Luo Jianqing, Efendi Hao Mingzi'nin bundan sonra dediklerini anlayamadı.

Kalbi çarpıyordu. Ruhani gücünün tamamı, muazzam bir kuvvetle bedeninin içinde hızla akıyordu. Artık göremiyordu, duyamıyordu, zihninde yankılanan sadece "Guqin'i senin için çaldı", "İlkel Hayatını senin için böldü" sözleriydi.

Luo Jianqing, İlkel Hayatı bölmenin ne kadar acı verici olduğunu tahmin edemiyordu. Bunu daha önce hiç denememişti ama ne kadar hassas olabileceğini kesinlikle biliyordu.

Liu Yan Vadisi'nin dokuzuncu katmanında, ruhani gücünü kullanarak Yeni Doğan Ruh'a ulaşmaya çalışırken muazzam bir acı hissetmişti. Titreyen vücudunu kontrol bile edemediğini hatırladı. O halde... İlkel Hayatı bölmek ne kadar acı verici olabilir?

O adam, onu Bei Dou'ya ve Liu Yan Vadisi'ne kadar takip etmişti...

O adam, anne babasının hayatını onun için uzatmıştı...

O adam, ne kadar tehlikeli olursa olsun onun için Tai Hua Dağı'ndan çıkmıştı...

"Wu Yin, eğer bunların hepsini gerçekten yaptıysan, o zaman ben senin için kimim!"

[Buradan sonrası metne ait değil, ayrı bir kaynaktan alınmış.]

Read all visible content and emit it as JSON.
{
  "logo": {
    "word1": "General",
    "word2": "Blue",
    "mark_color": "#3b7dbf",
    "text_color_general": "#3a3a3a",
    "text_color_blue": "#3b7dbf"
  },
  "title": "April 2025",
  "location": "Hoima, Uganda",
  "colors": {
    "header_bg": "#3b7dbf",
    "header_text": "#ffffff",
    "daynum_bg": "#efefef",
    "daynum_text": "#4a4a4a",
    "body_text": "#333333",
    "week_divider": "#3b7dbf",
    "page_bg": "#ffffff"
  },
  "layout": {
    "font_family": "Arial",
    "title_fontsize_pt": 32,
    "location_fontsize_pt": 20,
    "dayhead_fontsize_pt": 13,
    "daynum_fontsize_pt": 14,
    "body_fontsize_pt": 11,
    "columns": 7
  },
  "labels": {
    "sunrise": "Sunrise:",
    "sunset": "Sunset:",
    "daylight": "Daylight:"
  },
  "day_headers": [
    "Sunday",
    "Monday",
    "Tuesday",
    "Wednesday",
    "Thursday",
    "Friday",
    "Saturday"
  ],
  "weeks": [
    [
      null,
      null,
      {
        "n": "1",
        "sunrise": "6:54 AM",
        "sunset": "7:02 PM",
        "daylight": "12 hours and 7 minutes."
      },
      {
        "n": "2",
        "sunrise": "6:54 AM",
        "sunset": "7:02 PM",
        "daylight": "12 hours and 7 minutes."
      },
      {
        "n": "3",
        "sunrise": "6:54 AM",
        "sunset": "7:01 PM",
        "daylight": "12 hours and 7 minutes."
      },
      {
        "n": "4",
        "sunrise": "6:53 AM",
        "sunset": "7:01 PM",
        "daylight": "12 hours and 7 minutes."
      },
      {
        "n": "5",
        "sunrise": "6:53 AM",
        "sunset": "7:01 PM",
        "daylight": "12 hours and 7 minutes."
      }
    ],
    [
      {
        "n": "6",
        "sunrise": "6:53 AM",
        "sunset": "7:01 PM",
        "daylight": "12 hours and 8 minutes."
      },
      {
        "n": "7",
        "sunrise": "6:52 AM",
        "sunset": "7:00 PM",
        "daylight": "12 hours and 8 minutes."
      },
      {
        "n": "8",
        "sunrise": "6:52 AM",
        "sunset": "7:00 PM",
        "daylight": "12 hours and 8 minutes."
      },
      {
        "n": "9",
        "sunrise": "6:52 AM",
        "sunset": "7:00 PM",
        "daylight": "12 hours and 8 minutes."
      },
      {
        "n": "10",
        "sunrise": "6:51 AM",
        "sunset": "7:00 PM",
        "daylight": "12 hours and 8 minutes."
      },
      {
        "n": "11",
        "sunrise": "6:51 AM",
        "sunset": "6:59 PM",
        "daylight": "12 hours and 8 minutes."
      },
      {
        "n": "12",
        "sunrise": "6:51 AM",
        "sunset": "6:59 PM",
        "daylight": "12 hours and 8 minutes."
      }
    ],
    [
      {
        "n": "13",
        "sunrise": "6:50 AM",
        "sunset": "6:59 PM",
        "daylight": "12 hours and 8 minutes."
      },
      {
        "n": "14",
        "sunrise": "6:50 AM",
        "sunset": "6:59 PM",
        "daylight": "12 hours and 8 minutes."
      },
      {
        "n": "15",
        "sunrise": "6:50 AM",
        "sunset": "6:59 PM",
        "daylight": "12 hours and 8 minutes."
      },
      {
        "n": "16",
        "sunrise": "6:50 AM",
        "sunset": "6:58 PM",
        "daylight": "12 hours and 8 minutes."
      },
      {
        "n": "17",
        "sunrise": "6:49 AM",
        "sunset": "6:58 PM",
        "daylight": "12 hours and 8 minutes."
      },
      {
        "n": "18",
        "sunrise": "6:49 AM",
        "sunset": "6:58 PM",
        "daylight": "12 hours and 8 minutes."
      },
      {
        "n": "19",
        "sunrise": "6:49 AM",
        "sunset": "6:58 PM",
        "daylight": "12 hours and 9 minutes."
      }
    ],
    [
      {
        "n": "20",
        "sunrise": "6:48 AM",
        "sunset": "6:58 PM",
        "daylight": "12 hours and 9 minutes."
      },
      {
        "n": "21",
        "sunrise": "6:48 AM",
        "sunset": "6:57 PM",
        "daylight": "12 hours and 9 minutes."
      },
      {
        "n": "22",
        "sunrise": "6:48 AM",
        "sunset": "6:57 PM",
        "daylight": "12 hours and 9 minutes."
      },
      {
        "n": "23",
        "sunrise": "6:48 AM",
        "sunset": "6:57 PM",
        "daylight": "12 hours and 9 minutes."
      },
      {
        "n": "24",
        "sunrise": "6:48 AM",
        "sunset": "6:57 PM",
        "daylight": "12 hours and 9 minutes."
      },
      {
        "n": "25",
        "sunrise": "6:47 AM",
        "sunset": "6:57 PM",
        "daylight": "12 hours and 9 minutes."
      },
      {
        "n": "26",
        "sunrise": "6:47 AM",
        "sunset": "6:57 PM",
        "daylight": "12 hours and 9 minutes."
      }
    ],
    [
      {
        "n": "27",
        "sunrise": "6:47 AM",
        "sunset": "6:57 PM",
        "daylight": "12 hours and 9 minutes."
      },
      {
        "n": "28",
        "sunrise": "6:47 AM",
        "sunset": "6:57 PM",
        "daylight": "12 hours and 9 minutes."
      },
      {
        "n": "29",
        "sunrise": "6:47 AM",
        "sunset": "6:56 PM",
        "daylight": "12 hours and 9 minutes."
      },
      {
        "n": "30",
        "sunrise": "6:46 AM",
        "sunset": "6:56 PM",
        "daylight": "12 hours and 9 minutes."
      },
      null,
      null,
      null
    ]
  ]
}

Luo Jianqing, efendisini sessizce izleyerek Yu Xiao Tepesi'nin zirvesinde duruyordu. Tek kelime etmedi, sadece orada durdu ve onu izledi.

Bir süre sonra, Xuan Lingzi gelen öğrencisine bakmak için arkasını döndü. Hafifçe kaşlarını çatan Xuan Lingzi konuşmaya başladı, "Liu Yan Vadisi'nde sana ne oldu? Neden bu kadar geç döndün? Yeni Doğan Ruh Dönemi'ne ulaşmış olman güzel, ama hala senin için çok erken. Temelin pek sağlam değil. Kültivasyon uygulamayı ve pratik yapmaya devam etmeyi unutma. Başarının içinde boğulma. "

Luo Jianqing dudaklarını sıkıca kapalı tuttu ve yanıt vermedi.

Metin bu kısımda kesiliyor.